Really clean and simple.
What are the tank specs? Fauna, flora, substrate, light, etc?


----------



## helgymatt (Sep 12, 2007)

55 gallon:
Eco-complete Substrate
Pressurized CO2 with a diy inline reactor connected to a xp3. 
I've got two shop lights with 4 phillips daylight delux bulbs. Two bulbs are overdriven 2X.

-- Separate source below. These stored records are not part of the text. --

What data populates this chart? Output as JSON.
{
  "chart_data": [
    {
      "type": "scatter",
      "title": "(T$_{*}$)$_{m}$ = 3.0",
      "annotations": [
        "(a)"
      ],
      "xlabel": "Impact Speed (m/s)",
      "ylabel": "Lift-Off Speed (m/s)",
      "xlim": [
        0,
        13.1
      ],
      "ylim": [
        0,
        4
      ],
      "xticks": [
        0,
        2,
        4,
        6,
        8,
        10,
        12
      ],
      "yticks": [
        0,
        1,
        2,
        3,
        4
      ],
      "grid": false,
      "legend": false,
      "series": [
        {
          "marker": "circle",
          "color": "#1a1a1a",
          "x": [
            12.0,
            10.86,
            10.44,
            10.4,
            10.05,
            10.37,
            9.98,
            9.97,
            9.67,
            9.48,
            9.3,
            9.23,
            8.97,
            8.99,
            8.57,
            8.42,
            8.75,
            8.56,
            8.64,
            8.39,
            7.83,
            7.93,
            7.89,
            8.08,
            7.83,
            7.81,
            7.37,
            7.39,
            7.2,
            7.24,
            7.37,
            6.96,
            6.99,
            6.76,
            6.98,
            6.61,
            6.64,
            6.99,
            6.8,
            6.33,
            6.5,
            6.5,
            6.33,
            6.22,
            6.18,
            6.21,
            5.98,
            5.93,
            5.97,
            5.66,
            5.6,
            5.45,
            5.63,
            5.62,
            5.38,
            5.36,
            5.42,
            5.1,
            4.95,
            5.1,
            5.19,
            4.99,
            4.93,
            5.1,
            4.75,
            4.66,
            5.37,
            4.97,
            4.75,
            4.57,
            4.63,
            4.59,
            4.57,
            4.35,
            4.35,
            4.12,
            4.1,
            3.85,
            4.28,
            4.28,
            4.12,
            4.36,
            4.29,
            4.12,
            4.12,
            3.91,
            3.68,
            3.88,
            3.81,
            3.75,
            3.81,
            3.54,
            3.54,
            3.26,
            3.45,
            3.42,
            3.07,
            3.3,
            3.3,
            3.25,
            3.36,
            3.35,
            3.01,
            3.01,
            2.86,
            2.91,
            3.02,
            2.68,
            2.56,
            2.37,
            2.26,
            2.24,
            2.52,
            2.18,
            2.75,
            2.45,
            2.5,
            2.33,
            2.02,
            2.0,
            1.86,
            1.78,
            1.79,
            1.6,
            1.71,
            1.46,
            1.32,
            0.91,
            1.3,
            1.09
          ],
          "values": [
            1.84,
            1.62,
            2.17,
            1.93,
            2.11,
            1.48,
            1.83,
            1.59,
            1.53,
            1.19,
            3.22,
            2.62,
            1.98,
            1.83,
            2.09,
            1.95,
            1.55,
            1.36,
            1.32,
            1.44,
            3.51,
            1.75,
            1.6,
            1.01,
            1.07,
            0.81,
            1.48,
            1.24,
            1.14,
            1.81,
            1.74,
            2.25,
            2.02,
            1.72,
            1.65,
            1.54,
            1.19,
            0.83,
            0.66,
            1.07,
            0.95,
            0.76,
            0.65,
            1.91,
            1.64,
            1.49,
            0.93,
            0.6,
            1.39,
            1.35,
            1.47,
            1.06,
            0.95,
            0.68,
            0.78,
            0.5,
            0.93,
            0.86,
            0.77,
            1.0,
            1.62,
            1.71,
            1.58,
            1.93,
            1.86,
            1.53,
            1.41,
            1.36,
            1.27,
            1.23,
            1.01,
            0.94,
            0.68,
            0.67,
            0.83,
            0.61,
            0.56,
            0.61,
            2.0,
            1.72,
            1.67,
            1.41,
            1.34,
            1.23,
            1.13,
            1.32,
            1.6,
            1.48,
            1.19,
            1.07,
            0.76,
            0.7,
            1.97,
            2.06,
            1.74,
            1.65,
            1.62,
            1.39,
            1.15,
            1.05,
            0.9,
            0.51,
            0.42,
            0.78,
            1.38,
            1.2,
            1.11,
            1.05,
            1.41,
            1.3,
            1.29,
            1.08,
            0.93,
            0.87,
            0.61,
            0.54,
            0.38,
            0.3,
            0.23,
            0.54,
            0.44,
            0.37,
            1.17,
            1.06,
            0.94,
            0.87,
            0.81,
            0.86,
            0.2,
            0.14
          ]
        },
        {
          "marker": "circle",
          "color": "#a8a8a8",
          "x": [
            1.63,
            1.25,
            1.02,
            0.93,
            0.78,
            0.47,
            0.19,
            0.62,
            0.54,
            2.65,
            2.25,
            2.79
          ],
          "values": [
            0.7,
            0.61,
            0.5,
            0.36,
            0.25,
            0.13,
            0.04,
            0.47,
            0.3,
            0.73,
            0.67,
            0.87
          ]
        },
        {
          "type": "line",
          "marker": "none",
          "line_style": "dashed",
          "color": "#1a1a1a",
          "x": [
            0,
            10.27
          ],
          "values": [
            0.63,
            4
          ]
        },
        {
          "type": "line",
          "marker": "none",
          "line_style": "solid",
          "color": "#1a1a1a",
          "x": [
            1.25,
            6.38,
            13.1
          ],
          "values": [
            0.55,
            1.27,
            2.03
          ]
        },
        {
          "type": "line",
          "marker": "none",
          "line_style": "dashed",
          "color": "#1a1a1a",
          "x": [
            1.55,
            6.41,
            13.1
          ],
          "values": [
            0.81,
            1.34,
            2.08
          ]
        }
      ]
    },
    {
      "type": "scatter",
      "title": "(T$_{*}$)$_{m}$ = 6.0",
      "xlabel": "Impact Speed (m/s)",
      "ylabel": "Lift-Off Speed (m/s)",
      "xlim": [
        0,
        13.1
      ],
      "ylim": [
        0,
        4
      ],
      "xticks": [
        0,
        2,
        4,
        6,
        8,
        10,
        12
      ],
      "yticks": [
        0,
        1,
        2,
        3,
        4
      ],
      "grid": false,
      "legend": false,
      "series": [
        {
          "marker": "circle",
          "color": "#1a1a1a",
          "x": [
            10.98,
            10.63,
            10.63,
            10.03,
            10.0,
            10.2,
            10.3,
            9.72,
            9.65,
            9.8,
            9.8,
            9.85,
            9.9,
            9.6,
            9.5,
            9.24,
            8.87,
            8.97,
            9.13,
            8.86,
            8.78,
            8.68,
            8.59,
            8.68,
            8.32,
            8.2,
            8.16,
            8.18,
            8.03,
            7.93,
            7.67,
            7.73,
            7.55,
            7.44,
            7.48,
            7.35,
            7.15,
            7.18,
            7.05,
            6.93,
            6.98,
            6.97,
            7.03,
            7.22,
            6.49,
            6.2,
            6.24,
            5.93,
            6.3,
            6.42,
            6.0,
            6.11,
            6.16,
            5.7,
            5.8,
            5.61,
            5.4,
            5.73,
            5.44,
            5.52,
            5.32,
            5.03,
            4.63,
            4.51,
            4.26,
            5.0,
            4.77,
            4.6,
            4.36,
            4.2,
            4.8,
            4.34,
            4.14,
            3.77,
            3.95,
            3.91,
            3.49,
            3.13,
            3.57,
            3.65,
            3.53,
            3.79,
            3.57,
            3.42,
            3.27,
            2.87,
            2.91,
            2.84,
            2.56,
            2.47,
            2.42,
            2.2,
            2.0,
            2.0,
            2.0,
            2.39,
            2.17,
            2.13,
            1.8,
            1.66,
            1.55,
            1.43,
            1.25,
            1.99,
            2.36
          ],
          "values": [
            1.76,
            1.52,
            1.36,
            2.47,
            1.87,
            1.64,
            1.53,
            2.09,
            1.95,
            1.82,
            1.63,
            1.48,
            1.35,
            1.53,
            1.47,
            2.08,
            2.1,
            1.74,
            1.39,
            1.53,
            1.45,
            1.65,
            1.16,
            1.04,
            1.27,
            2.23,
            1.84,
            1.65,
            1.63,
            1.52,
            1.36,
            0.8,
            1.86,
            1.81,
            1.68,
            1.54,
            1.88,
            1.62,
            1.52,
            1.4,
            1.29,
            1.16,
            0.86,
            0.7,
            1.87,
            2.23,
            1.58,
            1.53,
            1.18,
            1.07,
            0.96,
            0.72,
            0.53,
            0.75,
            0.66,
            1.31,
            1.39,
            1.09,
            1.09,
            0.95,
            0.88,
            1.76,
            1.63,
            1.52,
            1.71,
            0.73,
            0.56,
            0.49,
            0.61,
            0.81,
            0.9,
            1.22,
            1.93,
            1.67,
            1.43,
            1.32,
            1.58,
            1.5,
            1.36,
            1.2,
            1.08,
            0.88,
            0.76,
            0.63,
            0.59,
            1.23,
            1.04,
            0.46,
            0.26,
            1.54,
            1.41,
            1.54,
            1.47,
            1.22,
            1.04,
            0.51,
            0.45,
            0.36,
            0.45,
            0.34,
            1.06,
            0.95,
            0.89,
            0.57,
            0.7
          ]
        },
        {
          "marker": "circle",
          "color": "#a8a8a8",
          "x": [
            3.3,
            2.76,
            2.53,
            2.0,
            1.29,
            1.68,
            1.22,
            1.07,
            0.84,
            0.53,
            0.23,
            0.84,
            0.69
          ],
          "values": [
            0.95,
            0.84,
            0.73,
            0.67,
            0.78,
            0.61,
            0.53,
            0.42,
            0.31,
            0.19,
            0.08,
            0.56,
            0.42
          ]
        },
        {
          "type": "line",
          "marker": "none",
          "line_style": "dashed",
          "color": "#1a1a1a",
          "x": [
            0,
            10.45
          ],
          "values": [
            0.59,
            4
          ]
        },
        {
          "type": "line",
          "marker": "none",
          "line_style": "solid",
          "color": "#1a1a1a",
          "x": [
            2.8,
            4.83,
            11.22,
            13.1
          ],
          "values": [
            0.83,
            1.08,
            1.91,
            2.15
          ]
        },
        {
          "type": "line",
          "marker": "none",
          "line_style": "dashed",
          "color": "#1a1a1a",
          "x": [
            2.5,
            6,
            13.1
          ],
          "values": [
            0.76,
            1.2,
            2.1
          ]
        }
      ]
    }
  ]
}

Fish: 5 angles, 3 or 4 otos, 5 SAE, 8 neon tetras, 2 black mollies, and 1 peppered cory cat. 
Plants: Anubius nana
Aponogeton crispus
Cherry Leaf Temple - which my angels love to eat for some odd reason. 
Crypt wendtii red+
Dwarf saggitaria
Ludwigia repens 
Moneywort
Rotala indica
Sword Plant - Red leaf
Wisteria
Java Moss
Vals
Broadleaf saggitaria
Anacharis

I have recently switched out the dwarf sag with HC and added some Limnophilia aquatica, and HM. I'll post a pic of that later once the HC fills in a little more. This tank has gone a long way since I started it. I will also pic of the mess in the beginning


----------



## Dryn (Sep 6, 2007)

I like it. It is nice to see a well-planted tank without a lot of "hardscape."


----------



## f2eight (Apr 14, 2007)

Tank looks great. Wish my 55g looked that good in such a short amount of time


----------



## Jessie (Apr 23, 2007)

Absolutely beautiful! 55's can be hard to 'scape and you've done a superb job of creating depth and balancing textures. Nice job!


----------



## helgymatt (Sep 12, 2007)

Here are a couple shots a few weeks after I set-up the tank. A lot of change since then.


----------